The awareness had begun to fade seconds after he landed beside Jacques, as if his best friend had started to let go once under his wing leader’s watch—only Jacques wasn’t the kind to let go. He was a stubborn fucker. So it hadn’t been a choice. If Jacques could’ve hung on, he would have.

Adam said none of that to Naia, didn’t even allow a hint of his fear to seep through as he nudged her to the small room in the infirmary that she’d set up with a bed. There was no point in fighting to take her to her actual suite—Naia wouldn’t go, not with Jacques in such a critical state.

“Kavi is here to watch over him,” he reminded her when she hesitated on the way out of the patient room. “Amir is going to keep her company—remember, he also has paramedic training, so he can help her if she needs it.”

Naia didn’t move.

“We both need to sleep,” he added, then threw in a dose of guilt to force her hand. “I can’t rest until you do.”

That did it. He made sure she didn’t stop again, not even to give her nurse further instructions. Not only was Kavita Roshan highly experienced—she’d been Naia’s right hand for years—she was currently in the second year of a study plan that meant she had begun to take over a number of the more routine procedures from Naia.

Kavi helped Adam by slipping out of sight when she saw them emerge from Jacques’s room, while Amir stayed in sight. “Kavi and I will make sure he’s never alone,” the wing commander promised. “Sleep so you can help him when you wake.”

Bleary-eyed, her body trembling, Naia just nodded and was soon lying in the bed. She was asleep by the time Adam covered her with a blanket, but deep lines marked her forehead, her hands were clenched tight under her head, and the normally rich cream hue of her skin held a grayish pallor.

Sitting down on the edge of the bed, he stroked her hair and leaned down to press a kiss to her cheek. “Rest. Your clan watches over Jacques. We need you whole and healthy.” He kept up the gentle strokes, using skin privileges to reach the most primal core of her, the part that was of the falcon within and that accepted its wing leader’s word as law.

Natural falcons didn’t act the same way, were often solitary flyers, but changelings weren’t the same as their wild brethren. As with feline changelings, their human halves changed the equation, made them crave community.

Healers were the most community-minded of them all, the softest, and apt to wear themselves down to the bone to care for their clanmates. That was why wing leaders were so hyper-protective of their healers—Adam included. As far as he was concerned, Naia had no self-protective instincts at all.

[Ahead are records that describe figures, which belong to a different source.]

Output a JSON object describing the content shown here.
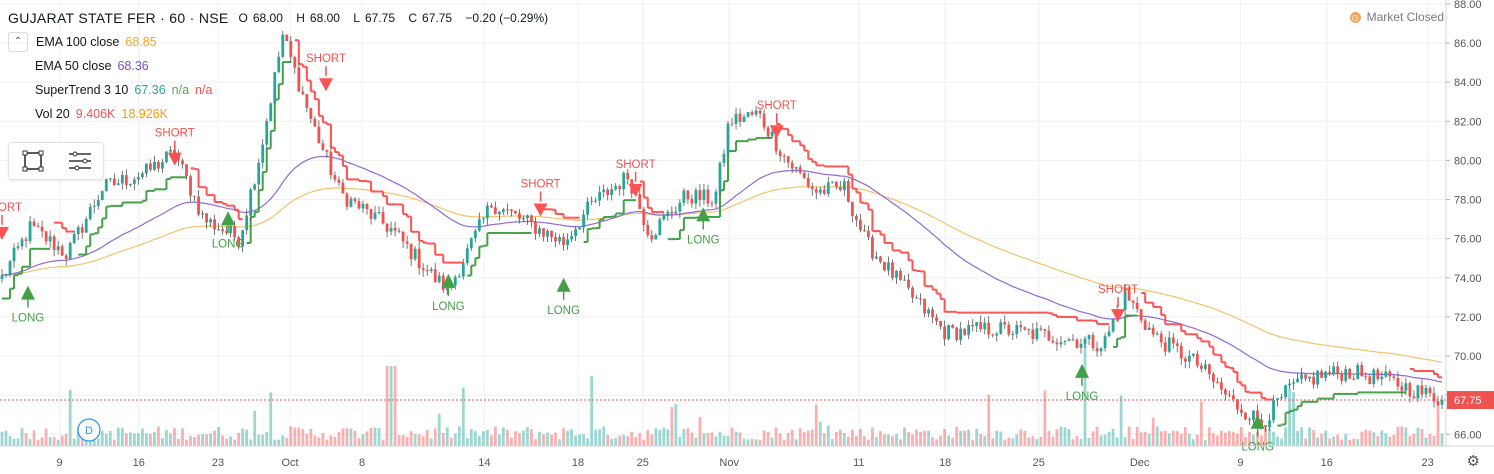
{
  "header": {
    "symbol": "GUJARAT STATE FER · 60 · NSE",
    "ohlc": [
      {
        "label": "O",
        "value": "68.00"
      },
      {
        "label": "H",
        "value": "68.00"
      },
      {
        "label": "L",
        "value": "67.75"
      },
      {
        "label": "C",
        "value": "67.75"
      },
      {
        "label": "",
        "value": "−0.20 (−0.29%)"
      }
    ],
    "ohlc_color": "#131722"
  },
  "indicators": [
    {
      "name": "EMA 100 close",
      "values": [
        "68.85"
      ],
      "colors": [
        "#f5a623"
      ]
    },
    {
      "name": "EMA 50 close",
      "values": [
        "68.36"
      ],
      "colors": [
        "#7b4fbf"
      ]
    },
    {
      "name": "SuperTrend 3 10",
      "values": [
        "67.36",
        "n/a",
        "n/a"
      ],
      "colors": [
        "#26a69a",
        "#4caf50",
        "#ef5350"
      ]
    },
    {
      "name": "Vol 20",
      "values": [
        "9.406K",
        "18.926K"
      ],
      "colors": [
        "#ef5350",
        "#ff9800"
      ]
    }
  ],
  "status": {
    "text": "Market Closed",
    "icon": "clock-icon"
  },
  "volume_badge": "D",
  "toolbar": {
    "icons": [
      "rectangle-select-icon",
      "settings-lines-icon"
    ]
  },
  "colors": {
    "up": "#26a69a",
    "down": "#ef5350",
    "wick": "#555555",
    "ema100": "#f5c26b",
    "ema50": "#8e6bd6",
    "st_up": "#43a047",
    "st_down": "#ff5252",
    "price_line": "#ef5350",
    "grid": "#eef0f3"
  },
  "chart_data": {
    "type": "candlestick",
    "y_axis": {
      "ticks": [
        "88.00",
        "86.00",
        "84.00",
        "82.00",
        "80.00",
        "78.00",
        "76.00",
        "74.00",
        "72.00",
        "70.00",
        "68.00",
        "66.00"
      ],
      "min": 65.4,
      "max": 88.2
    },
    "x_axis": {
      "ticks": [
        "9",
        "16",
        "23",
        "Oct",
        "8",
        "14",
        "18",
        "25",
        "Nov",
        "11",
        "18",
        "25",
        "Dec",
        "9",
        "16",
        "23"
      ]
    },
    "last_price": "67.75",
    "segments": [
      {
        "t": 0.0,
        "p": 74.0
      },
      {
        "t": 0.02,
        "p": 76.6
      },
      {
        "t": 0.045,
        "p": 75.2
      },
      {
        "t": 0.07,
        "p": 78.6
      },
      {
        "t": 0.1,
        "p": 79.4
      },
      {
        "t": 0.12,
        "p": 80.4
      },
      {
        "t": 0.14,
        "p": 77.0
      },
      {
        "t": 0.165,
        "p": 76.0
      },
      {
        "t": 0.18,
        "p": 80.6
      },
      {
        "t": 0.195,
        "p": 86.4
      },
      {
        "t": 0.215,
        "p": 82.0
      },
      {
        "t": 0.235,
        "p": 78.3
      },
      {
        "t": 0.27,
        "p": 76.5
      },
      {
        "t": 0.3,
        "p": 74.0
      },
      {
        "t": 0.31,
        "p": 73.4
      },
      {
        "t": 0.34,
        "p": 77.8
      },
      {
        "t": 0.365,
        "p": 76.8
      },
      {
        "t": 0.39,
        "p": 75.8
      },
      {
        "t": 0.41,
        "p": 77.8
      },
      {
        "t": 0.435,
        "p": 79.2
      },
      {
        "t": 0.45,
        "p": 76.2
      },
      {
        "t": 0.475,
        "p": 78.2
      },
      {
        "t": 0.495,
        "p": 78.0
      },
      {
        "t": 0.505,
        "p": 82.0
      },
      {
        "t": 0.525,
        "p": 82.4
      },
      {
        "t": 0.545,
        "p": 80.0
      },
      {
        "t": 0.565,
        "p": 78.4
      },
      {
        "t": 0.585,
        "p": 78.6
      },
      {
        "t": 0.6,
        "p": 75.8
      },
      {
        "t": 0.625,
        "p": 73.6
      },
      {
        "t": 0.655,
        "p": 71.2
      },
      {
        "t": 0.69,
        "p": 71.4
      },
      {
        "t": 0.73,
        "p": 71.0
      },
      {
        "t": 0.765,
        "p": 70.6
      },
      {
        "t": 0.78,
        "p": 73.2
      },
      {
        "t": 0.8,
        "p": 71.0
      },
      {
        "t": 0.83,
        "p": 69.6
      },
      {
        "t": 0.855,
        "p": 67.6
      },
      {
        "t": 0.875,
        "p": 66.6
      },
      {
        "t": 0.895,
        "p": 68.4
      },
      {
        "t": 0.915,
        "p": 69.0
      },
      {
        "t": 0.935,
        "p": 69.2
      },
      {
        "t": 0.96,
        "p": 68.8
      },
      {
        "t": 1.0,
        "p": 67.75
      }
    ],
    "signals": [
      {
        "type": "SHORT",
        "t": 0.0,
        "p": 76.6
      },
      {
        "type": "LONG",
        "t": 0.018,
        "p": 73.6
      },
      {
        "type": "SHORT",
        "t": 0.12,
        "p": 80.4
      },
      {
        "type": "LONG",
        "t": 0.157,
        "p": 77.4
      },
      {
        "type": "SHORT",
        "t": 0.225,
        "p": 84.2
      },
      {
        "type": "LONG",
        "t": 0.31,
        "p": 74.2
      },
      {
        "type": "SHORT",
        "t": 0.374,
        "p": 77.8
      },
      {
        "type": "LONG",
        "t": 0.39,
        "p": 74.0
      },
      {
        "type": "SHORT",
        "t": 0.44,
        "p": 78.8
      },
      {
        "type": "LONG",
        "t": 0.487,
        "p": 77.6
      },
      {
        "type": "SHORT",
        "t": 0.538,
        "p": 81.8
      },
      {
        "type": "LONG",
        "t": 0.75,
        "p": 69.6
      },
      {
        "type": "SHORT",
        "t": 0.775,
        "p": 72.4
      },
      {
        "type": "LONG",
        "t": 0.872,
        "p": 67.0
      }
    ]
  }
}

Amir was waiting outside when Adam left Naia—after she finally fell into a sleep deep enough to be restful. “Kavi is with Jacques,” his brother-in-law said. “No other patients in the infirmary right now, so he has our full attention. If Kavi has to deal with anything, I’ll step in. We won’t leave him alone.” An attempt at a smile. “He might wake up out of plain irritation—you know how he scowls when we drag him to social events.”

Neither one of them laughed, the idea of Jacques’s scowl being missing from future parties one neither of them could face. “Wake me if anything happens.”

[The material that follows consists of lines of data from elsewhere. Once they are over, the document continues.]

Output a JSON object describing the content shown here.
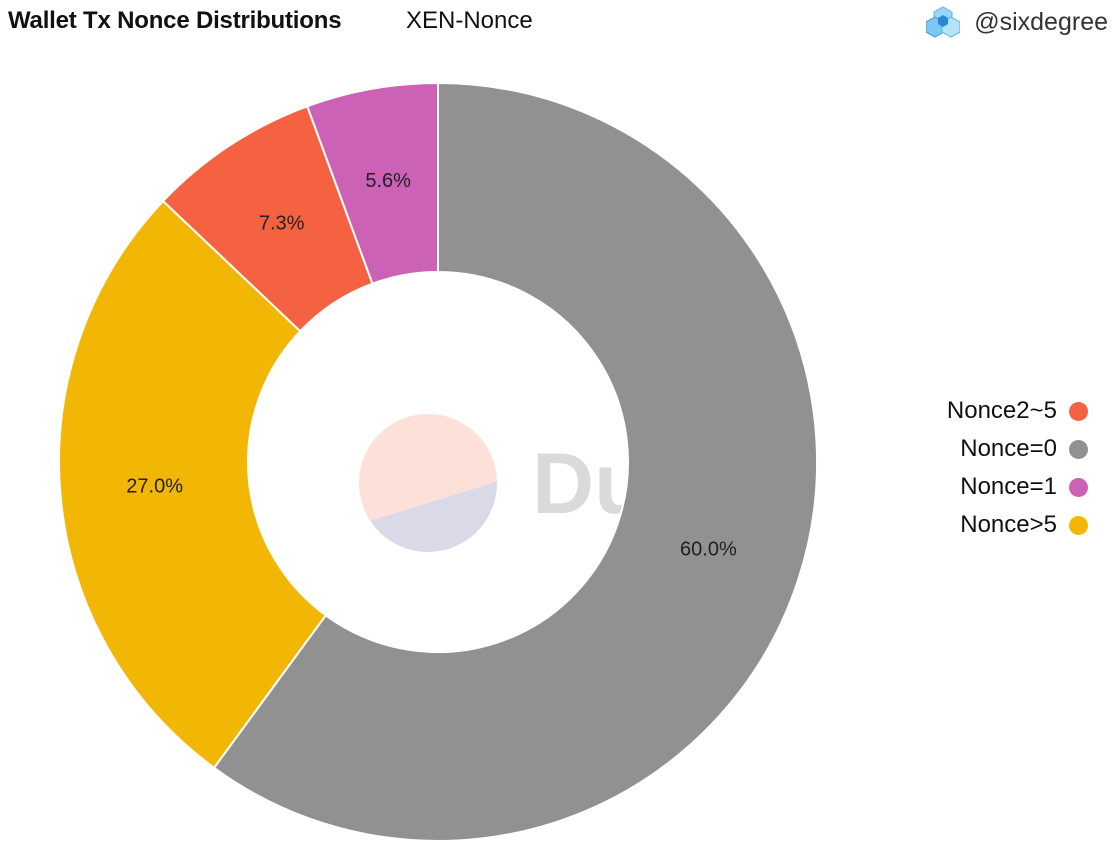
{
  "header": {
    "title": "Wallet Tx Nonce Distributions",
    "subtitle": "XEN-Nonce",
    "attribution": "@sixdegree",
    "attribution_icon": "cube-cluster-icon"
  },
  "watermark": {
    "text": "Dune",
    "logo_colors": [
      "#fde0d8",
      "#d9d9e8"
    ]
  },
  "chart_data": {
    "type": "pie",
    "donut": true,
    "start_angle_deg": 0,
    "direction": "clockwise",
    "slices": [
      {
        "name": "Nonce=0",
        "value": 60.0,
        "label": "60.0%",
        "color": "#919191"
      },
      {
        "name": "Nonce>5",
        "value": 27.0,
        "label": "27.0%",
        "color": "#f2b705"
      },
      {
        "name": "Nonce2~5",
        "value": 7.3,
        "label": "7.3%",
        "color": "#f46241"
      },
      {
        "name": "Nonce=1",
        "value": 5.6,
        "label": "5.6%",
        "color": "#cc62b6"
      }
    ],
    "legend": {
      "position": "right",
      "items": [
        {
          "name": "Nonce2~5",
          "color": "#f46241"
        },
        {
          "name": "Nonce=0",
          "color": "#919191"
        },
        {
          "name": "Nonce=1",
          "color": "#cc62b6"
        },
        {
          "name": "Nonce>5",
          "color": "#f2b705"
        }
      ]
    }
  }
}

A quick nod. “But you have to rest—you can’t be so worn-out that you crash if Naia needs to draw more energy from you.”

Adam nodded; Amir was right. The energy transfer would suffer a catastrophic glitch if Adam’s body just couldn’t take it anymore. It was what his grandmother had feared most as she began to age—and why she’d urged Adam to take on the mantle long before her death.